The bias toward northern players, almost all of whom were Protestant and loyal to the British Crown, was blatant.

Almost all of the international games were held in Belfast, rather than Dublin, the island’s capital, and it was rare that a player from the south was selected for the national team.

In his book “The Irish Soccer Split,” Cormac Moore noted that just a few years after Northern Ireland exploded in 1968, there were concerted efforts to get the two football associations to join forces, with the idea of presenting a united front on an island that was bitterly divided.

Moore wrote that one of the most enthusiastic supporters of the idea was George Best, a Belfast Protestant and Manchester United legend who was arguably the most talented soccer player ever produced by the island of Ireland.

At the height of the Troubles, in 1973, a team of all stars from both the Republic and Northern Ireland took on Brazil, the greatest soccer nation in the world, in an exhibition match. The all-Ireland squad prevailed 4-3.

Moore described how a series of conferences in the 1970s ensued, aimed at bringing the two associations together. Alas, the violence and political infighting in the wider society made that impossible.

When I lived in Ireland, I had a chat at the Horseshoe Bar in the Shelbourne Hotel in Dublin with Eamon Dunphy, a former Republic of Ireland player and one of the nation’s preeminent soccer pundits.

Dunphy believed that had the associations managed to merge in the 1970s, the resulting team, led by Best and other Irish players like Liam Brady and Johnny Giles, could have been one of the best teams in Europe.

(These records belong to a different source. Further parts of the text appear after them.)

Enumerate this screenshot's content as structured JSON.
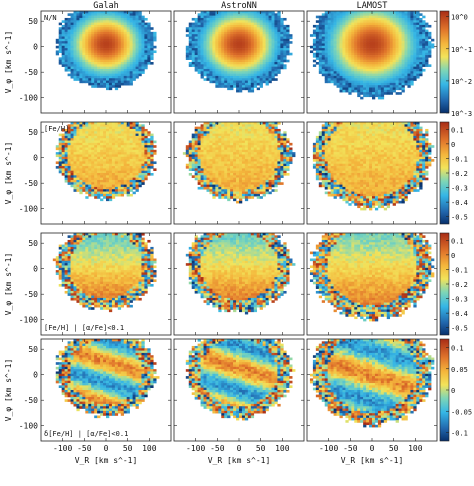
{
  "chart_data": {
    "type": "heatmap",
    "columns": [
      "Galah",
      "AstroNN",
      "LAMOST"
    ],
    "xlabel": "V_R [km s^-1]",
    "ylabel": "V_φ [km s^-1]",
    "xlim": [
      -150,
      150
    ],
    "ylim": [
      -130,
      70
    ],
    "x_ticks": [
      "-100",
      "-50",
      "0",
      "50",
      "100"
    ],
    "y_ticks": [
      "50",
      "0",
      "-50",
      "-100"
    ],
    "rows": [
      {
        "panel_label": "N/N",
        "scale": "log",
        "colorbar_ticks": [
          {
            "label": "10^0",
            "value": 1.0
          },
          {
            "label": "10^-1",
            "value": 0.1
          },
          {
            "label": "10^-2",
            "value": 0.01
          },
          {
            "label": "10^-3",
            "value": 0.001
          }
        ],
        "vmin": 0.001,
        "vmax": 1.5
      },
      {
        "panel_label": "[Fe/H]",
        "scale": "linear",
        "colorbar_ticks": [
          {
            "label": "0.1",
            "value": 0.1
          },
          {
            "label": "0",
            "value": 0.0
          },
          {
            "label": "-0.1",
            "value": -0.1
          },
          {
            "label": "-0.2",
            "value": -0.2
          },
          {
            "label": "-0.3",
            "value": -0.3
          },
          {
            "label": "-0.4",
            "value": -0.4
          },
          {
            "label": "-0.5",
            "value": -0.5
          }
        ],
        "vmin": -0.55,
        "vmax": 0.15
      },
      {
        "panel_label": "[Fe/H] | [α/Fe]<0.1",
        "scale": "linear",
        "colorbar_ticks": [
          {
            "label": "0.1",
            "value": 0.1
          },
          {
            "label": "0",
            "value": 0.0
          },
          {
            "label": "-0.1",
            "value": -0.1
          },
          {
            "label": "-0.2",
            "value": -0.2
          },
          {
            "label": "-0.3",
            "value": -0.3
          },
          {
            "label": "-0.4",
            "value": -0.4
          },
          {
            "label": "-0.5",
            "value": -0.5
          }
        ],
        "vmin": -0.55,
        "vmax": 0.15
      },
      {
        "panel_label": "δ[Fe/H] | [α/Fe]<0.1",
        "scale": "linear",
        "colorbar_ticks": [
          {
            "label": "0.1",
            "value": 0.1
          },
          {
            "label": "0.05",
            "value": 0.05
          },
          {
            "label": "0",
            "value": 0.0
          },
          {
            "label": "-0.05",
            "value": -0.05
          },
          {
            "label": "-0.1",
            "value": -0.1
          }
        ],
        "vmin": -0.12,
        "vmax": 0.12
      }
    ],
    "colormap": "jet-like (blue → cyan → yellow → red)"
  }
}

More important, he said, it would have given the working classes in the North who were doing all the fighting and dying something to coalesce around, a common ground where there was none.

“It was a massive lost opportunity,” Dunphy said.

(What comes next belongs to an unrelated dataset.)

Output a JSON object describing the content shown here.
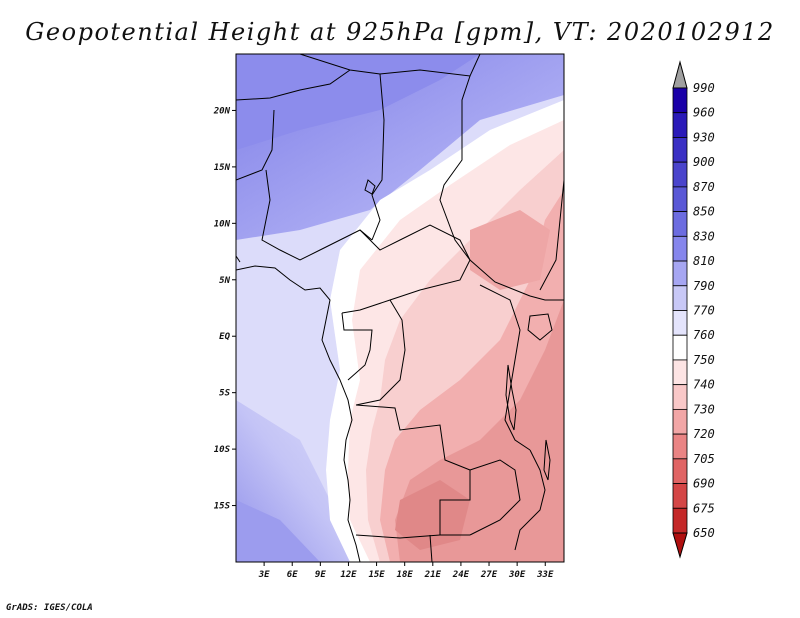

After the Good Friday Agreement, Chris Patten, the last British governor of Hong Kong, was appointed to create a new police force that would be more representative of the population and accepted by Irish nationalists and British loyalists.

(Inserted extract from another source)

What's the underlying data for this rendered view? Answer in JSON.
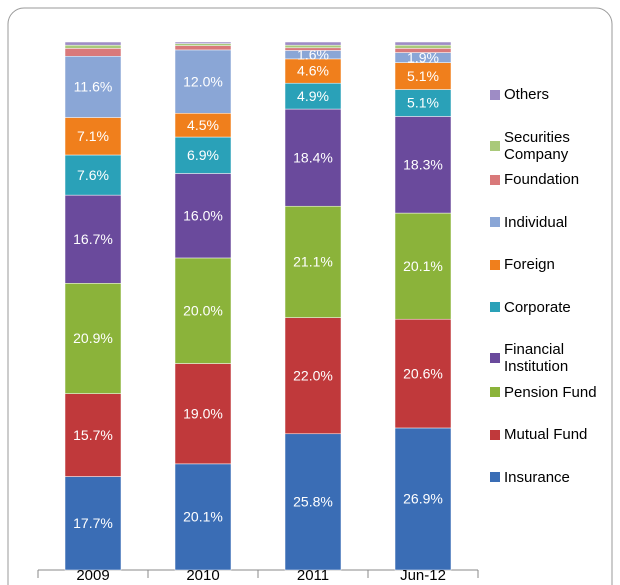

It was a steep order. During an interview, I asked Patten why the British and Irish governments didn’t insist on the merger of the two soccer federations as part of the peace process.

“It won’t happen,” Patten said flatly. He said creating a police force that was acceptable to both nationalists and loyalists would be easier than creating an all-island soccer team.

In particular, he said, loyalists would see ending the Northern Ireland team as yet another erasure of their identity.

Most sports have all-Ireland teams for international competition. Ireland’s boxers have punched above their weight in international competitions.

The best example of exploiting all-island talent is Ireland’s rugby team, which is consistently ranked as one of the top squads in the world.

Ireland’s success in rugby is a point of pride on both sides of the border, but rugby in Ireland is a mostly middle-class sport.

In working-class sections of Belfast, where the bulk of those involved in paramilitary activity hailed from, soccer was just another thing for the island to be divided over.

At the Felons Club, a social club in West Belfast, Catholic nationalists supported Celtic, the Glasgow-based soccer team in the Scottish Premiership. In another section of West Belfast, Protestant loyalists at a club on the Shankill Road supported Rangers, Celtic’s bitter rivals.

Martin O’Neill, who has the unique perspective of having been the captain of a Northern Ireland team and later manager of a Republic of Ireland squad, doubts that joining the two teams now would produce an overnight European powerhouse, as the two teams are similarly built and talented but frequently fail to qualify for the World Cup and European championships.

But he told The Irish News that had the two sides joined forces back in the 1970s, as George Best advocated, or the 1980s, when both teams were very good and possessed different but complimentary strengths, they would have produced teams that could have progressed deep into the European and World Cup tournaments.

And it would have produced a team that young people all over the island would aspire to play for and, at the very least, cheer for.

Either way, it was a lost opportunity, the unifying power of soccer left untapped on an island that could use a good stiff drink of harmony.